HUKUKİ DEĞERLENDİRME:
Yukarıda yer verilen hükümlere göre; Gümrük Kanununda öngörülen idari itiraz prosedürü tamamlanmadan idari yargı yoluna başvurulamayacağı gibi, yükümlülerin itiraz başvurularının bir üst makamca otuz gün içinde karara bağlanarak sonucunun ilgilisine tebliği yasal bir zorunluluk olduğundan; bu sürenin cevapsız geçirilmesi halinde, idari başvuruların zımnen reddedildiğinin kabulü zorunludur. Aksi halde, idari başvuruların, cevap verilmemek suretiyle sürüncemede bırakılması ve dolayısıyla, hak arama özgürlüğünün kısıtlanması sonucunu doğuracak uygulamaların ortaya çıkması kaçınılmazdır.
Gümrük Kanunu uyarınca işlem tesis edilmesi istemiyle veya idarece re’sen veyahut ilgililerin isteği üzerine tesis edilen işlemlere karşı idareye yapılacak başvuru yollarının yöntem ve süreleri ile kendisine başvuruda bulunulan idarenin cevap verme süreleri, anılan Kanunda, genel hükümlerden (İdari Yargılama Usulü Kanununun 10. maddesindeki esaslardan) ayrı olarak düzenlenmiştir. Bu nedenle, Gümrük Kanununa göre yapılan vergi tahakkukları ile ilgili olarak idari davaya konu olabilecek işlemlerin oluşumunun, yukarıda açıklanan başvuru usulleri ve süreleri konusunda özel Kanun niteliği taşıyan, anılan Kanun hükümlerine göre, bu Kanunda hüküm bulunmayan hallerde ise, genel Kanun niteliğindeki 2577 sayılı İdari Yargılama Usulü Kanununun 10. ve 11. maddeleri hükümlerine göre belirlenmesi gerekmektedir.
Uyuşmazlıkta, davacının davalı idareye başvurusu üzerine, idarece tesis edilen ve istemin kesin olarak reddi niteliği taşımayan işlemin tebliğ edilmesinden sonra izlenecek usulün ne olması gerektiğine dair, 4458 sayılı Kanun’da herhangi bir düzenleme bulunmadığından, 2577 sayılı Kanun’un 10. maddesinde yer alan, idareye yapılan başvuru üzerine verilen cevabın kesin olmaması halinde, ilgilisinin bu cevabı, istemin reddi sayılabileceği gibi, kesin cevabı da bekleyebileceğine dair kuralın uygulanması gerekir.
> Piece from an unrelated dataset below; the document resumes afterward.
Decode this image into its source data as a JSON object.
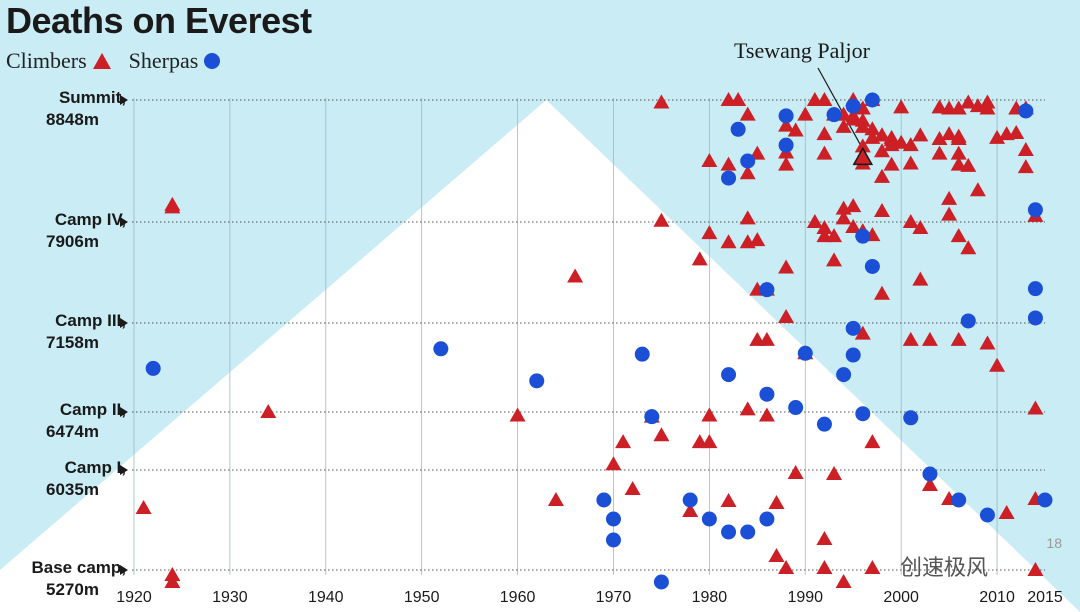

Bu bakımdan; davalı idareye yapılan başvuru üzerine, idarece karar alma süresinin uzatıldığını bildiren yazının, 22/07/2015 tarihinde tebliğ edilmesi üzerine davacı tarafından, cevap verme süresinin sonuna kadar beklenilebileceği gibi, istemin reddi koşulları oluştuğunun kabulü ile itiraz başvurusunda bulunabileceği de yukarıda yer verilen kuralın sonucudur.
Olayda, davacı tarafından 30/06/2015 tarihinde yapılan geri verme başvurusuna cevap verme süresinin beklenildiği, istemin zımnen reddine dair işlemin oluşmasından sonra 10/08/2015 tarihinde itiraz başvurusunda bulunulduğu, 4458 sayılı Kanun’un 242. maddesinde öngörülen otuz günlük süre içinde cevap verilmeyerek oluşan zımni ret işlemine karşı da süresi içinde dava açıldığı anlaşıldığından, uyuşmazlığın esasının incelenmesi suretiyle karar verilmesi gerekirken, aksi yönde verilen mahkeme kararında yasal isabet görülmemiştir.

KARAR SONUCU:
Açıklanan nedenlerle;
1. Temyiz isteminin kabulüne,
2. … Vergi Mahkemesinin … tarih ve E: …, K: … sayılı kararının BOZULMASINA,
3. Yeniden bir karar verilmek üzere dosyanın anılan Mahkemeye gönderilmesine,
4. Yargılama giderlerinin yeniden verilecek kararda karşılanması gerektiğine,
5. 2577 sayılı Kanun’un (Geçici 8. maddesi uyarınca uygulanmasına devam edilen) 54. maddesinin 1. fıkrası uyarınca bu kararın tebliğ tarihini izleyen günden itibaren onbeş gün içinde karar düzeltme yolu açık olmak üzere, 07/10/2020 tarihinde oybirliğiyle karar verildi.